Sunday, 25 January 2009

Why JJ Abrams Sucks

It started (although I didn't know it at the time) with Armageddon, a film from 1998 that sucked. It dealt with the subject of the earth being struck by a meteor, and it came out about 8 seconds after Deep Impact, which dealt with the same theme but was a much more interesting, sensitive, and well-thought-out film. 

JJ Abrams was a writer on Armageddon, from there on he made the TV series Alias, which featured Jennifer Garner looking like she was trying to suck milk out of a diamond, and then he went on to make Lost.

The next slew of episodes has just hit UK television, and it sucks. Now, I know I'm saying nothing new here, but here's the thing:



Thing is, I can PROVE THIS. 

Series One of Lost was one of the most exciting things ever. We all watched, chewing our knuckles, wondering what it all meant, what GENIUS masterplan was at work, what MONUMENT of televisual EXCELLENCE was being built on these EXHILARATING foundations?

And the answer is none. None monument. In series one, we had to endure the unending flashbacks to the characters' lives before they crash landed on the island. We sat patiently through them for the 90 seconds of gratifying plot advancement each episode afforded. 

And so it continued with Series Two. More mysteries! Lordy, it sure would be nice to have something explained, or some mystery revealed at some point, but gosh darn it, it's all so exciting!

Then JJ Abrams started making Cloverfield, and then we realised he was a fucking liar and a bullshit merchant and a substanceless piece of sucky fuck. Don't believe me? Click on this link and watch:

(Incidentally, don't let it put you off, which is one of my favourite websites)

And there it all is. Let me save you the precious minutes of humanity - I'll paraphrase his little talk. What he basically says is "I think it's way more exciting when you don't get to find out what's going on. And Macs are way cool." 

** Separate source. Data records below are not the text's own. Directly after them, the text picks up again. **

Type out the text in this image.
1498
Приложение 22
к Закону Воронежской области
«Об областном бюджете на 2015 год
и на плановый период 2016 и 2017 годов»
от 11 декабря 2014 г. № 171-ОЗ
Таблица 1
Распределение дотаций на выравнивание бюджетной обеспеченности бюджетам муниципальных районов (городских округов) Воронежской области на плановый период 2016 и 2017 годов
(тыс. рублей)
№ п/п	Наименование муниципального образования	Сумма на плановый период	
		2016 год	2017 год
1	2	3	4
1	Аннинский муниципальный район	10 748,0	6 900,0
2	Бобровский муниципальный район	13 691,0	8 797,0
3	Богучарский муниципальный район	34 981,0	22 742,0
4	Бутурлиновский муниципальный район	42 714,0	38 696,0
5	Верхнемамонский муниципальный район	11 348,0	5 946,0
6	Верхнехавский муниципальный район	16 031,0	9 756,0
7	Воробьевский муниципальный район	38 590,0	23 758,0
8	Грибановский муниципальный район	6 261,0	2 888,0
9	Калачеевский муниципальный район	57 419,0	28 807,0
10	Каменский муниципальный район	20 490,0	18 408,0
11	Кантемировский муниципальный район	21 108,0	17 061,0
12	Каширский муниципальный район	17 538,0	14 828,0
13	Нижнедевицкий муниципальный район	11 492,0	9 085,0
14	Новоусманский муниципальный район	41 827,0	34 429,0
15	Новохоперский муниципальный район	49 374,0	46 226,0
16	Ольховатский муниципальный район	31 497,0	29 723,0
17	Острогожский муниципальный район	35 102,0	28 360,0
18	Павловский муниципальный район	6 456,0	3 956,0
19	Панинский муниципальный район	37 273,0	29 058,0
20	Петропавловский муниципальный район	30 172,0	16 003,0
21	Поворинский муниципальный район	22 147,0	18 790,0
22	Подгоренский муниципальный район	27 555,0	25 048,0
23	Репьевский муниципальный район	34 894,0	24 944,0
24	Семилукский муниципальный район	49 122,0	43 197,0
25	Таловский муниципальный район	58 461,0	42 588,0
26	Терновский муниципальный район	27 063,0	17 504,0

Oh, SUPER. Well, sorry, but isn't that part of the contract between the creator and the audience? We agree to watch your film or TV show or read your book, and you promise to give us some kind of fucking payoff.

Around Cloverfield time, Lost started doing flash... forwards, instead of flashbacks. A fantastic move, that suddenly made the time on the island, formerly the exciting part, the boring part. And in fact, we all started not to care about any of it, because nobody was really telling us anything about anything anymore. 

And this evening's episode, after a year's hiatus, is the most incomprehensible mess of bollocks I have ever seen. At any given time you don't know if you're watching a flashback, a flashforwards, a 'time-loop' on the island, or the delusions of Hurley, the mentally-disturbed fat guy, who must surely be on danger money for maintaining that weight for so many years. Dude, just looking at him makes me feel a little... Hurley.

The whole thing smacks of a play mounted by two six-year-olds who are frantically trying to raise the stakes as they sense the endgame of bedtime approaching:

"And, then, er, and then, a THING comes out of the trees and it's made of SMOKE!"

"No, come on JJ, it's bedtime, isn't it...?"

"No, and then... And THEN! They discover they are travelling in TIME!" (Starts bouncing on sofa.)

"Come on JJ... Teeth"

"But, no, and then, then, one of them's DEAD but he's not!" (Leaps off sofa.)

"Teeth and bed."

"No, TWO of them!" (Smashes into brand new DAB radio with iPod dock.)

"Right. That's it."

Getting into a mess is a piece of cake. Getting back out of it without losing your audience is the hard part. JJ Abrams, you SUCKY PIECE OF COCKING SHAFT. 

Oh, and isn't it awful what's going on in the Middle East.

Monday, 19 January 2009

It's Officially the Saddest Day of the Year

Another one of those official-but-pointless press releases.

Now look.

There’s plenty to be unhappy about. God knows we’re all facing those foul little squirts of adrenalin with the credit crunch, and this morning it seems Britain has been hit by a water cannon, but come on.

You could be living in the hottest part of the world, where people every day have to walk a 30-mile round trip to fetch their water in sweltering heat, and when the water comes out of the ground, it is literally boiling.

You could be George W Bush, about to give way to someone approximately 8 billion times more popular than you – no money is worth that, dude.

You could be an animal – would you like to spend your life as a dung beetle? I would, actually, but I’m a bit weird like that.
Or you could be a patient awaiting dentistry in the 18th Century. That was not fun.

And if you really want to widen the frame on the luckiness thing:

Arthur C Clarke said we are nothing but chemicals risen to consciousness, so be grateful that the chemicals that make up you aren’t currently being used as a swamp, or a cow pat, or a lamp, or spinning through the vast, cold vacuum of space as a lifeless comet, or Gary Bushell’s Beard, getting covered in bits of egg and venom.

So come on, brace up, let’s make the best of it. It’s really not so bad. Have a good day.